Pemakaian cincin kawin bukanlah tradisi asli dalam budaya Islam. Kebiasaan ini berasal dari kebudayaan Barat yang kemudian diadopsi secara luas, termasuk oleh masyarakat Muslim di berbagai negara.

Cincin kawin umumnya digunakan sebagai simbol kesetiaan, tanda pengikat pernikahan, atau pengingat janji suci di antara pasangan. Namun, Islam memandang segala bentuk simbol harus tetap berada dalam batasan hukum syariat.

Para ulama sepakat bahwa pria Muslim diharamkan memakai perhiasan dari emas, berdasarkan sabda Nabi Muhammad SAW yang melarang laki-laki menggunakan emas dan sutra. Dalam sebuah hadis riwayat Abu Dawud dan Tirmidzi, Rasulullah SAW bersabda:

“Emas dan sutra dihalalkan bagi kaum wanita dari umatku, dan diharamkan bagi kaum laki-laki.” (HR. Abu Dawud dan Tirmidzi)
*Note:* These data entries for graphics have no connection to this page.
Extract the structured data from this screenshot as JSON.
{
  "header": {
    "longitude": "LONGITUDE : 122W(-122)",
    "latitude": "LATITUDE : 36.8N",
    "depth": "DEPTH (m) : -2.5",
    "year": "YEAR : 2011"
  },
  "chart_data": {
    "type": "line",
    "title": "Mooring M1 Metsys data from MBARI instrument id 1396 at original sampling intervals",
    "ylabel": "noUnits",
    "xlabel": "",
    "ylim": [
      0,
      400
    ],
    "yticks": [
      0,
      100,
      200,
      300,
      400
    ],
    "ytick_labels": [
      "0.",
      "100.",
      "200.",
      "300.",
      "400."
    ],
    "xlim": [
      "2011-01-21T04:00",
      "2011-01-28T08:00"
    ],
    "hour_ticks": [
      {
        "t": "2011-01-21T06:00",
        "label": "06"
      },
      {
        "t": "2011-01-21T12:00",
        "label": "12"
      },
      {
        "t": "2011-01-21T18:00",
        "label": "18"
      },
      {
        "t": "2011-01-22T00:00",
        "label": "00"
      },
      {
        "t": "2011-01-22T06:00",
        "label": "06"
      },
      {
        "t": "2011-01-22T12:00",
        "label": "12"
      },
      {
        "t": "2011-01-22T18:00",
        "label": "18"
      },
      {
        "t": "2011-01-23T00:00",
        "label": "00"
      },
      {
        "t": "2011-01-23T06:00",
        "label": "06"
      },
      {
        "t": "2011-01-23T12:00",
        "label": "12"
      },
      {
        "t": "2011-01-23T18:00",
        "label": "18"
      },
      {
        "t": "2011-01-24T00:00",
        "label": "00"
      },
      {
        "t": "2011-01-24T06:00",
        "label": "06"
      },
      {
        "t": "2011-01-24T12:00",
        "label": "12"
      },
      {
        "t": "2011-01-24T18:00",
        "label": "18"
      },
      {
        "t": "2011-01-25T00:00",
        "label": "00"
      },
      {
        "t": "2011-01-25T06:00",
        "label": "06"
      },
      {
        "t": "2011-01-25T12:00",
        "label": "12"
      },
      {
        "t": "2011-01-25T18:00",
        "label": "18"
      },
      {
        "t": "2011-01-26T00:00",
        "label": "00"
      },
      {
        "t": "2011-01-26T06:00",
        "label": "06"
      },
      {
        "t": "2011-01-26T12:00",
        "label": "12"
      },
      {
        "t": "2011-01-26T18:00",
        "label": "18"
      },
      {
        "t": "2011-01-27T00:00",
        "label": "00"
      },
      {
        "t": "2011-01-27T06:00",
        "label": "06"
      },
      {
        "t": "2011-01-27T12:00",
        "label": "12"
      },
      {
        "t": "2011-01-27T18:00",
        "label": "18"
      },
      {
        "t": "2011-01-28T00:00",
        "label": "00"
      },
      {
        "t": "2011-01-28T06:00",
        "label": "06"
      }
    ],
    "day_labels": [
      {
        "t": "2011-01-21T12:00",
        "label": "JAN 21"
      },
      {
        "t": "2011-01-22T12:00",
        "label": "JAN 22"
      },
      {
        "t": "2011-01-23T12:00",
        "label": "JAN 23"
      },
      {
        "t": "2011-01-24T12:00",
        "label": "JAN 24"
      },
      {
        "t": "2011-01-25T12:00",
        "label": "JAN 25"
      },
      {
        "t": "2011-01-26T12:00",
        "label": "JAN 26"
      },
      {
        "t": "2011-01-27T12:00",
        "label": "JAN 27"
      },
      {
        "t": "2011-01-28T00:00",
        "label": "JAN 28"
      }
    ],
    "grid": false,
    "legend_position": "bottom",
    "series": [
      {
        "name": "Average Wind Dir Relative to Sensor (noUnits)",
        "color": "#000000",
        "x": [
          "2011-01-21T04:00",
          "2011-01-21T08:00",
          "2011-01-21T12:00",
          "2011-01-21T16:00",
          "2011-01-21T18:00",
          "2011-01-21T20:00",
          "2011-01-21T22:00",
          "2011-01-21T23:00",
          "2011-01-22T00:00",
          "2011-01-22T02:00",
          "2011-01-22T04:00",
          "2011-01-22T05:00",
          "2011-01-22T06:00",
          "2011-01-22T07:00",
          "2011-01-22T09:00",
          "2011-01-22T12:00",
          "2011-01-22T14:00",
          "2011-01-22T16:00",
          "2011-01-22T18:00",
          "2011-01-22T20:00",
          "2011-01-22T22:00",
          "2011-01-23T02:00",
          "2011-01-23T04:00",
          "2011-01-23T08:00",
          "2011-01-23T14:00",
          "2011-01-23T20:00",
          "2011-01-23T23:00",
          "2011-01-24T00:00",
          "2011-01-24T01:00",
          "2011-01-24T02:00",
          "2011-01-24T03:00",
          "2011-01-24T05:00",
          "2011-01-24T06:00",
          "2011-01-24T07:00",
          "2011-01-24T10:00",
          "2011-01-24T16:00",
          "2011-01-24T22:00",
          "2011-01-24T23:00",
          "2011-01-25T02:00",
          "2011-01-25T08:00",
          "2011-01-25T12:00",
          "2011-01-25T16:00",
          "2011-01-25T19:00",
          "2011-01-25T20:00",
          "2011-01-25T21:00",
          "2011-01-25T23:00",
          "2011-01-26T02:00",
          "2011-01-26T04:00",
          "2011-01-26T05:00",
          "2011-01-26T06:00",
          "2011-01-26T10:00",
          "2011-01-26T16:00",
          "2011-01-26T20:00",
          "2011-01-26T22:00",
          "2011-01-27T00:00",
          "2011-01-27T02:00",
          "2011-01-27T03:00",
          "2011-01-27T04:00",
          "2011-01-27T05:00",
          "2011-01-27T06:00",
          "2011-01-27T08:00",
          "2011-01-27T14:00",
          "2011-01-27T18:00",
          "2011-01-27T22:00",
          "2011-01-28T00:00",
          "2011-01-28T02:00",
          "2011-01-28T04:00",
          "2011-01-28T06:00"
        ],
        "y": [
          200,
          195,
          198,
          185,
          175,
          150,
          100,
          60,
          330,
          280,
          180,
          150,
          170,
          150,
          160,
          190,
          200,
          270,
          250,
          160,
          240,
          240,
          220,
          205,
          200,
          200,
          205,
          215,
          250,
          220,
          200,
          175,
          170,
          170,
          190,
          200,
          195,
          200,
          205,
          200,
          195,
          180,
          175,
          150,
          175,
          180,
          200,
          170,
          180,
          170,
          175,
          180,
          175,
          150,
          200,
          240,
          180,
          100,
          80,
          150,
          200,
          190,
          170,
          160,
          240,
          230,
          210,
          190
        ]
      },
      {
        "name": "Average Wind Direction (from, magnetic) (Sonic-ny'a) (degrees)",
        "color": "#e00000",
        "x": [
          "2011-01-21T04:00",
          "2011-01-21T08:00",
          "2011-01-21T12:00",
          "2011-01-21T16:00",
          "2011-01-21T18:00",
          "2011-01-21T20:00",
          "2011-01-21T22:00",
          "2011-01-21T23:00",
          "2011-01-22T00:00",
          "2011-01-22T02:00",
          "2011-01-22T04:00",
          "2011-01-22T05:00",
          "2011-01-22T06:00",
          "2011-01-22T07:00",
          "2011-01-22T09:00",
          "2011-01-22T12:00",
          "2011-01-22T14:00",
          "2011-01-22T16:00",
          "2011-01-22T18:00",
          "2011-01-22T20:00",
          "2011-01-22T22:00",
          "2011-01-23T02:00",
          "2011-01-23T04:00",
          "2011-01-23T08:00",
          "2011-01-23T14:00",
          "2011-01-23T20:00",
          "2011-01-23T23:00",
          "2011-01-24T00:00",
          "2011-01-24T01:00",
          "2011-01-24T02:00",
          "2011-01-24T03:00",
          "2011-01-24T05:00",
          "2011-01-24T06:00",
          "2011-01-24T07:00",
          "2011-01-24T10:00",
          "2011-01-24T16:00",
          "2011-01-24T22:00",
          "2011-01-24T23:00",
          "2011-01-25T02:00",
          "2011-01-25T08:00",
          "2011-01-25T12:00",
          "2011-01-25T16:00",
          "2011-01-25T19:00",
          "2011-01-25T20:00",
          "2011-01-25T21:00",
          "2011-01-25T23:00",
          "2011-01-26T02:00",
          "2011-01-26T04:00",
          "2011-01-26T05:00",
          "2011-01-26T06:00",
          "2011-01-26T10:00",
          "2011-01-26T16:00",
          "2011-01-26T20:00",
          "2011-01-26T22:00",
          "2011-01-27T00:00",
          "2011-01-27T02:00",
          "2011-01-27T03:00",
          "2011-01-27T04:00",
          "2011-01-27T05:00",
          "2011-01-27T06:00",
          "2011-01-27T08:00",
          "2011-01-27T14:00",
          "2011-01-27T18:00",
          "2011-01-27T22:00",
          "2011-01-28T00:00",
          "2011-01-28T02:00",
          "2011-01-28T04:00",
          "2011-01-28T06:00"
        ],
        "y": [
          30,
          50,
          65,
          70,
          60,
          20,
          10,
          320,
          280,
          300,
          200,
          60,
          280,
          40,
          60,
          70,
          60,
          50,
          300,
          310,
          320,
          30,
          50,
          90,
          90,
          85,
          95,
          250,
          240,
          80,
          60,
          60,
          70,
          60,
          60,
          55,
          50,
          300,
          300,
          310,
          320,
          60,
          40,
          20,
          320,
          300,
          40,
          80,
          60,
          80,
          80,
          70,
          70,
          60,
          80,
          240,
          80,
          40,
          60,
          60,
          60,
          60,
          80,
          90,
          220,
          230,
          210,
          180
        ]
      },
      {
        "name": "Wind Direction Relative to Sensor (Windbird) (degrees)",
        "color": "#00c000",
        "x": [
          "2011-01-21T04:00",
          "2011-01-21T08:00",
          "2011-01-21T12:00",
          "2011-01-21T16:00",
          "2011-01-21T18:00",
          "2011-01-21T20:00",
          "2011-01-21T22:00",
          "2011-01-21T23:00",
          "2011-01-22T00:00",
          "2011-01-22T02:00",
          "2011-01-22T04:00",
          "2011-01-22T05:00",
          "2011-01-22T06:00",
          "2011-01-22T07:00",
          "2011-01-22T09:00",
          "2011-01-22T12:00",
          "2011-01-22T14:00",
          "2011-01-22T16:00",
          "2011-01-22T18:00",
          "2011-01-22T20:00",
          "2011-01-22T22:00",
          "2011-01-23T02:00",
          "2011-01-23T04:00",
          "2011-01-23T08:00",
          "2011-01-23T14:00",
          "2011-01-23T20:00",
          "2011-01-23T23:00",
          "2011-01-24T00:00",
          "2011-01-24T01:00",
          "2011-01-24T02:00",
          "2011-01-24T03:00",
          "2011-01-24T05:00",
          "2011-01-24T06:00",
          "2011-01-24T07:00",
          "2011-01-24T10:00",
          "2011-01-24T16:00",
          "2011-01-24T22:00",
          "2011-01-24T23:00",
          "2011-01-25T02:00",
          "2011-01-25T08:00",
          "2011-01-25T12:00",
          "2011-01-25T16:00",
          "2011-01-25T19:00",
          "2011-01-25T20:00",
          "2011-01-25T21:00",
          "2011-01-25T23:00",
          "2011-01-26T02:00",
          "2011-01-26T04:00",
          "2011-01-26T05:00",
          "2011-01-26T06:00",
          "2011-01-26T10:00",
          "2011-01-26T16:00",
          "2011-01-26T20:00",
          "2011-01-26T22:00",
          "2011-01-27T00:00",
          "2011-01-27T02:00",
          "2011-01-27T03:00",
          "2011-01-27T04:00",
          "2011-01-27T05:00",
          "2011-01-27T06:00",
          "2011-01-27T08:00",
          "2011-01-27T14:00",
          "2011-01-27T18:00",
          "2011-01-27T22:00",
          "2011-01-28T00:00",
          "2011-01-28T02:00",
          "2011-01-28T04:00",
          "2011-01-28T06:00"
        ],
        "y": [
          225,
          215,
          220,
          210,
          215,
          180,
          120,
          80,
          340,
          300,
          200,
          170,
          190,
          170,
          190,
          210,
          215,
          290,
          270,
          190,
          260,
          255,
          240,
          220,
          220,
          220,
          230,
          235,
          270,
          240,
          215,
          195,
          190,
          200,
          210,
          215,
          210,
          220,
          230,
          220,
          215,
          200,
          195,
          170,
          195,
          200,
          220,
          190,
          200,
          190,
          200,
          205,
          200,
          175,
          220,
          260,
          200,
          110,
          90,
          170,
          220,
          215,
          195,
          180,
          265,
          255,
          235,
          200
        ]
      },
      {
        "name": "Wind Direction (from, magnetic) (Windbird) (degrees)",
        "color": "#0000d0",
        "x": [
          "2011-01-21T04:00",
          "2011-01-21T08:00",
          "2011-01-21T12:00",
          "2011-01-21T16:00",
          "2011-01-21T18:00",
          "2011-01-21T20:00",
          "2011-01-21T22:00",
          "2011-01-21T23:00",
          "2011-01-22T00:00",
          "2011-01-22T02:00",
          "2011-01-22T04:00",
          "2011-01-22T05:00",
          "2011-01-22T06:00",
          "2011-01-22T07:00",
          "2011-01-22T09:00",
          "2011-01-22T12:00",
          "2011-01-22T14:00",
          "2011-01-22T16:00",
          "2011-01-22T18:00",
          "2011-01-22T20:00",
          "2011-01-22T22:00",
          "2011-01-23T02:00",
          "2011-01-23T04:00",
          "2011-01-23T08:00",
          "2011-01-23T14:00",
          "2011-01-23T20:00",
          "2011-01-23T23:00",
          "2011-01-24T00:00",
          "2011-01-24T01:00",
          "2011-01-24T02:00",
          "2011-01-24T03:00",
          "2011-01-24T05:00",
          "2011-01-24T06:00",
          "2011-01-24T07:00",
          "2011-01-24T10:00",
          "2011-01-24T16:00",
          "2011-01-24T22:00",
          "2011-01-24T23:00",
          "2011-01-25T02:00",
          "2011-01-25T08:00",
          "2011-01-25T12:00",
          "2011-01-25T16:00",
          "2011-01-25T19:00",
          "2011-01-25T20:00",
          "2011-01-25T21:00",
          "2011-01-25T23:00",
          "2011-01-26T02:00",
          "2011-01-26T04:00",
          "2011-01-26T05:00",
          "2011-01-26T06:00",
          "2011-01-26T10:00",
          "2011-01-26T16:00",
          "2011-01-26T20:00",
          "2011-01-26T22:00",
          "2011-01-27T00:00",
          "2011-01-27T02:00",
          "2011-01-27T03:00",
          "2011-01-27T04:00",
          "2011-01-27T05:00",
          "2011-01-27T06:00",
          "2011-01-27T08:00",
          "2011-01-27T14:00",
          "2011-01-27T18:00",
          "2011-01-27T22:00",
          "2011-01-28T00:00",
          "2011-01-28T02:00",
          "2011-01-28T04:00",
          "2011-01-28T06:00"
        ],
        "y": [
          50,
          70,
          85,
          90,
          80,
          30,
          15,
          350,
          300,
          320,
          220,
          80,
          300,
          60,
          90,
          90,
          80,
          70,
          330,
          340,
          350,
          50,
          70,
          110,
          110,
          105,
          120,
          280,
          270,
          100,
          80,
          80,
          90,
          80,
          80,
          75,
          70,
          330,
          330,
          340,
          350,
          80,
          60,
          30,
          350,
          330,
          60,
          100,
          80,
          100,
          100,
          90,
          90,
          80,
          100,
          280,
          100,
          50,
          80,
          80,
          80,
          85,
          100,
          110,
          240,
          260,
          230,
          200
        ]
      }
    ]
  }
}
Dengan demikian, memakai cincin dari emas bagi pria hukumnya haram, meskipun tujuannya sebagai cincin pernikahan. Namun, jika cincin tersebut terbuat dari bahan lain seperti perak, platinum, titanium, atau logam putih, maka hukumnya boleh, selama tidak berlebihan dan tidak menimbulkan kesombongan.

Dalam beberapa riwayat, Nabi Muhammad SAW sendiri pernah memakai cincin dari perak. Diriwayatkan dalam hadis sahih bahwa cincin beliau bertuliskan “Muhammad Rasulullah” dan digunakan untuk stempel surat resmi.

Ini menunjukkan bahwa pemakaian cincin oleh pria diperbolehkan selama bukan dari bahan yang diharamkan dan tidak dimaksudkan untuk berhias secara berlebihan.

Dalam Islam, setiap perbuatan dihukumi berdasarkan niatnya. Jika cincin dipakai semata-mata sebagai simbol ikatan pernikahan tanpa melanggar larangan syariat, maka hal tersebut tidak termasuk perbuatan tercela. Namun, pria Muslim tetap dianjurkan menjaga adab dan kesederhanaan.